On a side note: speaking of AR's who claim that wild horses are making their last stand on rangelands, I argue that the sage-grouse is the species really making the last stand here. If action is not taken now to protect, enhance, and preserve their habitat, which is threatened by invasive alien species (juniper and cheatgrass), development, livestock grazing, mineral and oil development, and agriculture, they will be gone – extinct in the true sense of the word. And if they are gone, then our sagebrush biome is not far behind.

When it comes to sagebrush habitat and trying to conserve it by minimizing grazing, the truth of the matter is that horses are managed minimally while cattle are managed intensively by comparison. Where cattle can be managed in a way that works around, and even can improve, sage-grouse habitat, horses are left to their own devices – to roam without fences and all year long. They can congregate in leks during the bird's breeding season and graze to their heart's content without someone coming in and moving them elsewhere.

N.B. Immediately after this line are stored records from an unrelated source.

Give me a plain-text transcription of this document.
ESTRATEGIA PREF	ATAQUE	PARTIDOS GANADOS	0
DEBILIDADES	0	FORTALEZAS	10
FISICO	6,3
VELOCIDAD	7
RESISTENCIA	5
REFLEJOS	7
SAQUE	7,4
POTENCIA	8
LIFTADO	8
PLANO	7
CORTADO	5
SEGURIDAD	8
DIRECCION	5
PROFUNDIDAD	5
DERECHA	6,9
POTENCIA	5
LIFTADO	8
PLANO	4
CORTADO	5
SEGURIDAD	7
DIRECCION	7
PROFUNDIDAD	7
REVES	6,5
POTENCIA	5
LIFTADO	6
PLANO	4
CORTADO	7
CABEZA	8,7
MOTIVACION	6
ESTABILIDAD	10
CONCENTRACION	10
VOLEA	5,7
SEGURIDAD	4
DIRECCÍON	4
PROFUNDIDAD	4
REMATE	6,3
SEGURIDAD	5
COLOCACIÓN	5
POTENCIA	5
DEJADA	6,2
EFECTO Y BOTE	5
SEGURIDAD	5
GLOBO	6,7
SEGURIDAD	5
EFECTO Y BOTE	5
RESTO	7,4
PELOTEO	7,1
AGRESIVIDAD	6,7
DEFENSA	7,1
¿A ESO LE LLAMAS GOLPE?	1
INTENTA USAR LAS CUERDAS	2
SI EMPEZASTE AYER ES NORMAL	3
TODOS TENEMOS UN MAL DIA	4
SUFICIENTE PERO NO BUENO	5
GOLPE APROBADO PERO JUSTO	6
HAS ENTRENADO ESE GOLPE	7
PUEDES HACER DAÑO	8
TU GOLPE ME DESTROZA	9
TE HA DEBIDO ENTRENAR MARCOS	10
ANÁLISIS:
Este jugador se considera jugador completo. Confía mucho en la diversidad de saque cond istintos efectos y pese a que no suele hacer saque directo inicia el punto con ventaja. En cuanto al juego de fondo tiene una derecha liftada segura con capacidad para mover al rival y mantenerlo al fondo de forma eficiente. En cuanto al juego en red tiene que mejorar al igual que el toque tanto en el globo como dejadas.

No studies have yet been done to provide empirical data, proving that wild horses and domestic livestock have direct impact on sage-grouse populations, but there is enough data to support that they do have an influence on plant communities in the shrub steppe biome. Should the sage-grouse become listed, I do not know how management will change for wild horses, or even if it will. It might just be that the BLM will have to be quicker to gather up excess horses to prevent overpopulation in HMAs that contain sage-grouse habitat. I do not plan, with my limited knowledge on sage-grouse, among other things, to make suggestions or form theories about what will happen if the sage-grouse is placed under the protection of the Endangered Species Act. But I do wonder…

Monday, January 10, 2011

Thesis Interest Statement

Following is the statement I had to write for my Graduate Research class to prepare myself, and familiarize the professors with my topic, for writing my proposal. That begins this week. By this Saturday I will have a draft of the introduction to my proposal written, with the final due next Saturday. Writing this simple 200 word statement took a lot of effort. I did not realize that I had to narrow down my topic so much. I have been so used to focusing my writing on wild horses, but now I have to focus more on the sage grouse. I knew I had switched my subject from fertility control impacts on herd behavior to wild horse and cattle grazing on sage-grouse habitat, but it had not clicked with me that I now needed to switch my writing to focus on them

If anyone reading this knows about sage grouse, please make sure I am getting my facts right in the upcoming posts. While I have 5 years of built up knowledge about horses, I now quickly have to digest the information about sage grouse without much time to chew on it. ….

Tentative Title: Effects of feral horse and cattle grazing on Greater Sage-grouse Habitat in Southeastern, Oregon

Feral horses, cows, and the Greater sage-grouse share the same habitat in many places of the shrub-steppe. Horses on public lands are federally protected under the Free-Roaming Wild Horse and Burro Act of 1971 to be managed as an "integral part of the natural system." There is still little known about their interactions with some native wildlife. The lands they roam are also mandated for multiple uses by the Federal Land Policy and Management Act of 1976. This includes the highly controversial use of livestock grazing. Then there is the Greater sage-grouse, a declining species on the rangelands these large omnivores use.

Sage-grouse need large swaths of sagebrush habitat for forage and nesting sites. Though there is no empirical data to support it, it is concluded that grazing has an impact. In order to minimize this, it must be determined which grazer is doing more damage.  Between horses and cattle, this is a highly controversial topic.

By conducting vegetation surveys throughout the summer, I aim to fill a data gap and answer this question:  Is it feral horses or cows that have more impact on sage-grouse habitat on Riddle Mountain in southeastern Oregon?

.....My thesis proposal will build from this. And, subsequently, my proposal will be the foundation on which I will build my thesis!